In ‘Chabter Nine’ titled Nalinakshi in Deepak Unnikrishnan’s debut novel, Temporary People (Penguin Random House, 2017), an 80-year-old woman from Nadavaramba, Thrissur, Kerala, relays her understanding of the Malayalam word pravasi, which literally means outsider. Having made the Gulf her home several decades ago, Nalinakshi draws from her own experiences to weigh in. “It means you’ve left your home. You’ll have regrets. You’ll want money, then more money. For a few weeks every year, you’ll return for vacations, but mind you, you return older…blacker. Someone’s going to tell you so-and-so died. And it’ll be a shock, because you didn’t know. When you write your book, address my Hari personally, and tell my beautiful, beautiful boy, tell my son, that’s what it always meant: absence.”
Temporary People, Unnikrishnan’s decade-long project that finally culminated in a book, captures the range of the migrant-worker experience in the Gulf. Simple, sensitive, and often surreal, the layered stories allow readers to ponder the life of these people, their realities and their restlessness. And yet, it is also a story of celebration. “I wrote the book for people like my parents, and for my uncles and aunts, and for the boys I went to school with,” says Unnikrishnan, 37,who teaches two writing courses titled The Outsider and Street Food at New York University Abu Dhabi, “But it’s also a shout-out to sound and language, and strangers and food, and hope and loss.”
With his roots in Kerala, Unnikrishnan was born and raised in Abu Dhabi, and went to college in Chicago and New York. As a result of having negotiated the experience of simultaneously being an insider and outsider nearly everywhere, his narratives possess a rare credibility and insightfulness. “I wrote [the chapter] Mitsubishi way back in 2003, at a moment when I began to feel that writing was important,” he says. “When I wrote it, in a form unrecognisable to what the chapter became, I wondered whether a book was possible, but I wasn’t sure about its architecture or language. Then as my mind and knowledge brewed over time, so did the idea of the book, and I realised that I was writing about why being from Abu Dhabi, irrespective of circumstance, mattered to a bunch of people.”

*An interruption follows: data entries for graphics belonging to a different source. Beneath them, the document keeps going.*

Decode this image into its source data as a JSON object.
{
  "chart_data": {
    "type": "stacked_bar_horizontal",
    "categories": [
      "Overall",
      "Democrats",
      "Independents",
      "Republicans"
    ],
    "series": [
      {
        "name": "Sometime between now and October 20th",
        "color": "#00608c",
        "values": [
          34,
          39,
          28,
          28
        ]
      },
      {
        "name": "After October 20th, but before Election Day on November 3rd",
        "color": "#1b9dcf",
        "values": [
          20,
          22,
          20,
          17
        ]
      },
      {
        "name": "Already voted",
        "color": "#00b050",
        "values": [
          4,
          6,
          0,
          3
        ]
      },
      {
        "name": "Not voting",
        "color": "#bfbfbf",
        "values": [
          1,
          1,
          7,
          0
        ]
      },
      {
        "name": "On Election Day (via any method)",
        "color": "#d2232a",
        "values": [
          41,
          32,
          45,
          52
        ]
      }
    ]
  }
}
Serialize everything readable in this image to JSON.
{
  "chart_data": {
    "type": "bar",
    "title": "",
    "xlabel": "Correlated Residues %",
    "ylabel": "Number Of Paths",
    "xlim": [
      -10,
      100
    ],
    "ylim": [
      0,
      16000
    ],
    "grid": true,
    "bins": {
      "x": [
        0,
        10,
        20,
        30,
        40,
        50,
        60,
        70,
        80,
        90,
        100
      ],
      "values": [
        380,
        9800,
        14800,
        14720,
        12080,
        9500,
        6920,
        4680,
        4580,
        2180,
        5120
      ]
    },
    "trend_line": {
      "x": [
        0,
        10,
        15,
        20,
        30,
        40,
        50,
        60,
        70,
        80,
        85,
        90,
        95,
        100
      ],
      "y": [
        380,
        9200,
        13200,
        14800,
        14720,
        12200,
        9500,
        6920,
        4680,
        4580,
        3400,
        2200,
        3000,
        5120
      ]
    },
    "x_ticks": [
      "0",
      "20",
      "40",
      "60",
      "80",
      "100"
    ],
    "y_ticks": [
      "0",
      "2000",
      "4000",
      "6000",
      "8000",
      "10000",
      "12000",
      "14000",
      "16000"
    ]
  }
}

At The Hindu Lit For Life event in January, Temporary People won The Hindu Literary Prize. It was also the inaugural winner of the Restless Books Prize for New Immigrant Writing. “How do I feel to have won two prizes in different countries for something that took so long to write, and got rejected by publishing houses both in the US and India for reasons as varied as the intent of the book—why it operated the way it did, or their uncertainness about how to sell and market the book? Let’s go with surreal, then vindicated, and then relieved,” he says.